The BAA studied the 1994 Berlin Marathon's use of RFID tags for timing and tested the technology on the wheelchair division race in the 1995 Boston Marathon. In 1996 the BAA made wearing RFID tags mandatory for all race participants, making the Boston Marathon to first major U.S. marathon to use the device, Fleming said.
Runners initially worried that the tag's weight would impede their performance and did not fully understand the device's purpose. They eventually accepted their role as early adopters, according to Fleming.
Runners obtain their RFID tags when they pick up their race packets in the three days before Monday's race. Security concerns over data contained in the tag is not a concern, said Fleming, since they only contain a unique identification number.
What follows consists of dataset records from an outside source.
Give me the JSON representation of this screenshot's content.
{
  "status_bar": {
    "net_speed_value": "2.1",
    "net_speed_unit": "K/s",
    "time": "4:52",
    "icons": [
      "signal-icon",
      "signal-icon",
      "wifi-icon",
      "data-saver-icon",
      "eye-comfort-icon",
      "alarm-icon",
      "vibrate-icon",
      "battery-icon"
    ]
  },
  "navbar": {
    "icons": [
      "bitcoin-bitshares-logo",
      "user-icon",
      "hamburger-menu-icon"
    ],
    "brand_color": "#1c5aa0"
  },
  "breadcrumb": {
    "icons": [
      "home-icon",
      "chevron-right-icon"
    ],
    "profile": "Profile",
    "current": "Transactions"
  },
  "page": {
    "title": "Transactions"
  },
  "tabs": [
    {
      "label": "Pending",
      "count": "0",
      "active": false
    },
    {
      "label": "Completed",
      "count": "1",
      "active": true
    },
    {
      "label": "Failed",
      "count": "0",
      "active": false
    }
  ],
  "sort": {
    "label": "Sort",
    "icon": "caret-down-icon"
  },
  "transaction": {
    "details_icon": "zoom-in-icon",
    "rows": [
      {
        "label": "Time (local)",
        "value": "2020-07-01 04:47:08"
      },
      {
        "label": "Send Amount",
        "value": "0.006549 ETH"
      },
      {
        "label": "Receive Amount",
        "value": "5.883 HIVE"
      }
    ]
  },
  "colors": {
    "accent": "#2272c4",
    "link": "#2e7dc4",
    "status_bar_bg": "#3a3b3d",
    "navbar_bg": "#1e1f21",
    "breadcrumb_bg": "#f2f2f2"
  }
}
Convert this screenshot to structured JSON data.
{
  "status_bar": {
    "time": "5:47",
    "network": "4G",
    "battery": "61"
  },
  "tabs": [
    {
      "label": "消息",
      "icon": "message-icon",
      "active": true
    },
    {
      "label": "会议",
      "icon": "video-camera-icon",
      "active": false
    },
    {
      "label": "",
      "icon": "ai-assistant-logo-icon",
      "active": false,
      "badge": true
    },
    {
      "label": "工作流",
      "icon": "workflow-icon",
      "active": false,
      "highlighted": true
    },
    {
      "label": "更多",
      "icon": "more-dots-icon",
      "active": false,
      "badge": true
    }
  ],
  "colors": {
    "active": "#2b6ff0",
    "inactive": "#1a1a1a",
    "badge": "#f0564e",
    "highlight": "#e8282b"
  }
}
The tags remain inactive until they are passed through a magnetic field, which allows a coil in the tag to generate a current and power the tag's microchip. The marathon's course uses 13 rubber mats, which contain antennas to create the magnetic field and collect the tag's number. The tag transmits the identification number through its antenna to an antenna in the mats, which are spread throughout the route. Computers at the mat locations gather the data and send it via modem to race headquarters at the finish line. The BAA's database then matches the tag number with a runner's record.
While the BAA has used wireless data transmission, it prefers landlines in the marathon because "there are too many variables on race day" that could interfere with wireless, said Fleming.
Prior to timing runners via RFID, a timing method involving manual entry was used and ultimately produced estimates, said Fleming. Using RFID tags produces accurate results because runners are not timed until they cross the starting line mat, he said.
Data gathered by the tag has allowed the BAA to change race operations. The BAA found that some runners weren't crossing the starting line until 30 minutes after the gun sounded, due to the number of participants. Last year's race was started in two waves with runners no longer lined up curb to curb in the street. These measures allow runners to have more space to run free of the pack and reduce the time needed to cross the starting line, said Fleming.
Since adopting RFID technology, the BAA has never had an issue with the tags. The only IT glitches come from handling site traffic on "Marathon Monday," when its page receives 500,000 visits, according to Fleming.
Like its corporate counterparts, the BAA uses IT to help maintain an advantage in a market filled with myriad customer options.
"It is a competitive industry now. In the last 30 years, there are three new marathons a year. People have a choice. We know that," said Fleming. "It is our job to deliver the 'Boston Marathon experience.' The technology is there, we're confident in it, let's use it any time we can."